Mais il en est pourtant qui le pourroient valoir.
— Ma foi, ce n’est pas vous qui nous le ferez voir, »
A dit mon campagnard avec une voix claire.
Et déjà tout bouillant de vin et de colère.
« Peut-être, a dit l’auteur pâlissant de courroux :
Mais vous, pour en parler, vous y connoissez-vous !
— Mieux que vous mille fois, dit le noble en furie.
— Vous ? mon Dieu ! mêlez-vous de boire, je vous prie, »
À l’auteur sur-le-champ aigrement reparti.
« Je suis donc un sot, moi ? vous en avez menti, »
Reprend le campagnard ; et, sans plus de langage,
Lui jette pour défi son assiette au visage.
L’autre esquive le coup ; et l’assiette volant
S’en va frapper le mur, et revient en roulant.
À cet affront l’auteur, se levant de la table,
Lance à mon campagnard un regard effroyable :
Et, chacun vainement se ruant entre deux,
Nos braves s’accrochant se prennent aux cheveux.
Aussitôt sous leurs pieds les tables renversées
Font voir un long débris de bouteilles cassées :
En vain à lever tout les valets sont fort prompts,
Et les ruisseaux de vin coulent aux environs[1].
Enfin, pour arrêter cette lutte barbare,
De nouveau l’on s’efforce, on crie, on les sépare ;
- ↑ Ce passage est imité en entier de Regnier :
Le pédant tout fumeux de vin et de doctrine
Répond, Dieu sait comment.
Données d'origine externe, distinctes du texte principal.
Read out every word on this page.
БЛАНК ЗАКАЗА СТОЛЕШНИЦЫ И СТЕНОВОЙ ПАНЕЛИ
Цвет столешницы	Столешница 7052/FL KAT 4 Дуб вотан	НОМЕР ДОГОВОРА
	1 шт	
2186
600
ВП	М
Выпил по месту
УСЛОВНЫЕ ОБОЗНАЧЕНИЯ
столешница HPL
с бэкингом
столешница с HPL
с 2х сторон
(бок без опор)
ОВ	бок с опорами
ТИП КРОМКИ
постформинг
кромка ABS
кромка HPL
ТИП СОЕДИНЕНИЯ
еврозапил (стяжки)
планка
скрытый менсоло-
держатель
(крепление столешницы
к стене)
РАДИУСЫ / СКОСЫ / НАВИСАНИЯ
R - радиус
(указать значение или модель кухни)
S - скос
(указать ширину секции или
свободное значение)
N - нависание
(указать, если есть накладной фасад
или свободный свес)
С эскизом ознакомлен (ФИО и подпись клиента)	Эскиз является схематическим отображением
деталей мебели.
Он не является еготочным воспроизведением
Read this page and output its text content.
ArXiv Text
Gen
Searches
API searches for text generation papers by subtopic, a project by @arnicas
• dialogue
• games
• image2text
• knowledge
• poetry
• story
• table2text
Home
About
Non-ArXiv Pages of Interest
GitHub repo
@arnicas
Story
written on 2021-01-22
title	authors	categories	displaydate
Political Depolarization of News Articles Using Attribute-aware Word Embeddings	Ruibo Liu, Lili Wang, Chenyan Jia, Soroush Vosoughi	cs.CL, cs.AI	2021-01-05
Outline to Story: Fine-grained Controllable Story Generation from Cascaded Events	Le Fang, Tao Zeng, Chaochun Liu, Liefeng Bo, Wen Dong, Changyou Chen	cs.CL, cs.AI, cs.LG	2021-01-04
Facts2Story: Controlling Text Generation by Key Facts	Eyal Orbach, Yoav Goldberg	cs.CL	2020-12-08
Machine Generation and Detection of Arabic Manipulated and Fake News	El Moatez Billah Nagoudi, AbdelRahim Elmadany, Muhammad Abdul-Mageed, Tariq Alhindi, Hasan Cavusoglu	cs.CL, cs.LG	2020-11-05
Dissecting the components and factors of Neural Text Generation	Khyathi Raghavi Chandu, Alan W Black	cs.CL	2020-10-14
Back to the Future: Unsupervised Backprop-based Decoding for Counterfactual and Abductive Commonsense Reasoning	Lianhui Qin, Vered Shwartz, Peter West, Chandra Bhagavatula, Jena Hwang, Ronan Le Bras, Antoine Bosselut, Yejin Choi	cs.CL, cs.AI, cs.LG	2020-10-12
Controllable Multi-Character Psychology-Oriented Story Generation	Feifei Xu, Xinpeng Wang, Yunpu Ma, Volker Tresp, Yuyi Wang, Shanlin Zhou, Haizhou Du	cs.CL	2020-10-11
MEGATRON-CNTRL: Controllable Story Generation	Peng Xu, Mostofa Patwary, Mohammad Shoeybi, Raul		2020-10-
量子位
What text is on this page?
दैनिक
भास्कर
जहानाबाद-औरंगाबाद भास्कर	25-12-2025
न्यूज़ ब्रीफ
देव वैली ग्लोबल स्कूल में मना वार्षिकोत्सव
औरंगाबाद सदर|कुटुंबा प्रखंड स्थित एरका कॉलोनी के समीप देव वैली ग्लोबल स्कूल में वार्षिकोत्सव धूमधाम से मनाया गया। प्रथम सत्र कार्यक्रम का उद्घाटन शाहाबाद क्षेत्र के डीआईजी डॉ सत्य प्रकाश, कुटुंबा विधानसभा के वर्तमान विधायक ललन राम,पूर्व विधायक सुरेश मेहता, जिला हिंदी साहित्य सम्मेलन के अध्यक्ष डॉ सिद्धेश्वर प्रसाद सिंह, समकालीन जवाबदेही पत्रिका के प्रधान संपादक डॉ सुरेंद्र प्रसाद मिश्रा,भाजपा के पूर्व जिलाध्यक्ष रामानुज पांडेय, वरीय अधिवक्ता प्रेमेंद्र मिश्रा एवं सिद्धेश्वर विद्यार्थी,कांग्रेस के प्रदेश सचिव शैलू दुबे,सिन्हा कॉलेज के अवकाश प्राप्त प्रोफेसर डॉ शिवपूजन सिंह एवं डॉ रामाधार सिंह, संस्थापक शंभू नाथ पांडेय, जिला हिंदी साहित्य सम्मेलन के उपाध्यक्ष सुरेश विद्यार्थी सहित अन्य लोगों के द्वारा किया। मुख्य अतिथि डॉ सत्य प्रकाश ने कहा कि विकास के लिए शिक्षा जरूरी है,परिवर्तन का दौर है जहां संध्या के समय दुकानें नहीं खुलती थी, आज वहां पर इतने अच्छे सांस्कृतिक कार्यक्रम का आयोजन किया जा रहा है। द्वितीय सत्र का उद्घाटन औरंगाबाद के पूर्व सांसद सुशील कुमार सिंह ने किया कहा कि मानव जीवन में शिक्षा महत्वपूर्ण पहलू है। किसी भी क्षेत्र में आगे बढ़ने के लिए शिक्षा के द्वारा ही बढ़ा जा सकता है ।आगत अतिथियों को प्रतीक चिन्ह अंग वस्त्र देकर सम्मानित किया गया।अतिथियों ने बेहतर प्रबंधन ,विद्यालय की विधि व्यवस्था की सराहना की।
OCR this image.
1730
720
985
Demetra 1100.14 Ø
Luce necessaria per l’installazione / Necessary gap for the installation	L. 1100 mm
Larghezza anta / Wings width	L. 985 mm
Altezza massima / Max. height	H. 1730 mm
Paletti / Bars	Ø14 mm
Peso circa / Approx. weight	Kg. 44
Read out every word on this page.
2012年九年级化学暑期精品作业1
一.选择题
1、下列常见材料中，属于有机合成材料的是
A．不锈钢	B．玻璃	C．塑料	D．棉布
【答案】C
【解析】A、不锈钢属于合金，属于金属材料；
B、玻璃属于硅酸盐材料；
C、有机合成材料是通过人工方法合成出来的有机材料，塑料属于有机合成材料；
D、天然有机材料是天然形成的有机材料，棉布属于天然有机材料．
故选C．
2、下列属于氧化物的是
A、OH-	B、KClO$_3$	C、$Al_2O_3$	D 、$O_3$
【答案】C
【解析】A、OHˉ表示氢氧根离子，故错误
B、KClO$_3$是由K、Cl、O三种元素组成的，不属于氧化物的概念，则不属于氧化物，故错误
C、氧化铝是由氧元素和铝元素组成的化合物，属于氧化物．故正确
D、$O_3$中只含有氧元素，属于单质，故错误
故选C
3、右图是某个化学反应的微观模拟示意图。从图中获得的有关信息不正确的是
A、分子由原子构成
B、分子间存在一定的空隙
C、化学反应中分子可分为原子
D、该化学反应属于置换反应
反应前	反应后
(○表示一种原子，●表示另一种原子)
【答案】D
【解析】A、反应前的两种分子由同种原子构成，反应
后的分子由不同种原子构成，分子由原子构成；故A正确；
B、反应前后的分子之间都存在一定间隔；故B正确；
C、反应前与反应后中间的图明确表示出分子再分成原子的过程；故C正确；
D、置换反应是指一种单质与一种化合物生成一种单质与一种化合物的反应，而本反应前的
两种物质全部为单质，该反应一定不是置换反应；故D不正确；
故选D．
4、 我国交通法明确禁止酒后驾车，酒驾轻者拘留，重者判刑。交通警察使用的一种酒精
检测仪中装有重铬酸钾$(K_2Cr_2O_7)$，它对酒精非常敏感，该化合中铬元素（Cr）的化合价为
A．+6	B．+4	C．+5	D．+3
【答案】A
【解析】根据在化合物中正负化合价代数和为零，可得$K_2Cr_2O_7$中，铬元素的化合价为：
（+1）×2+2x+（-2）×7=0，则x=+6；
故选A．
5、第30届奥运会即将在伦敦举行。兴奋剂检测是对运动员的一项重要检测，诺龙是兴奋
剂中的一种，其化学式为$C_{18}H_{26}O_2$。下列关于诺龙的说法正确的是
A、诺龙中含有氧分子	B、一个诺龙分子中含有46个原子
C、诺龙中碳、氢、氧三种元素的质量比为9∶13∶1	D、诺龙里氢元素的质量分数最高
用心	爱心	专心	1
Le bon Jean se mutine.
Il sembloit que la gloire en ce gentil assaut
Fût à qui parlerait, non pas mieux, mais plus haut…
…Ainsi ces gens, à se piquer ardens,
Survinrent du parler, à tic-tac, torche, lorgne ;
Qui, casse le museau, qui, son rival éborgne ;
Qui, jette un pain, un plat, une assiette, un couteau,
Qui, pour une rondache, empoigne un escabeau.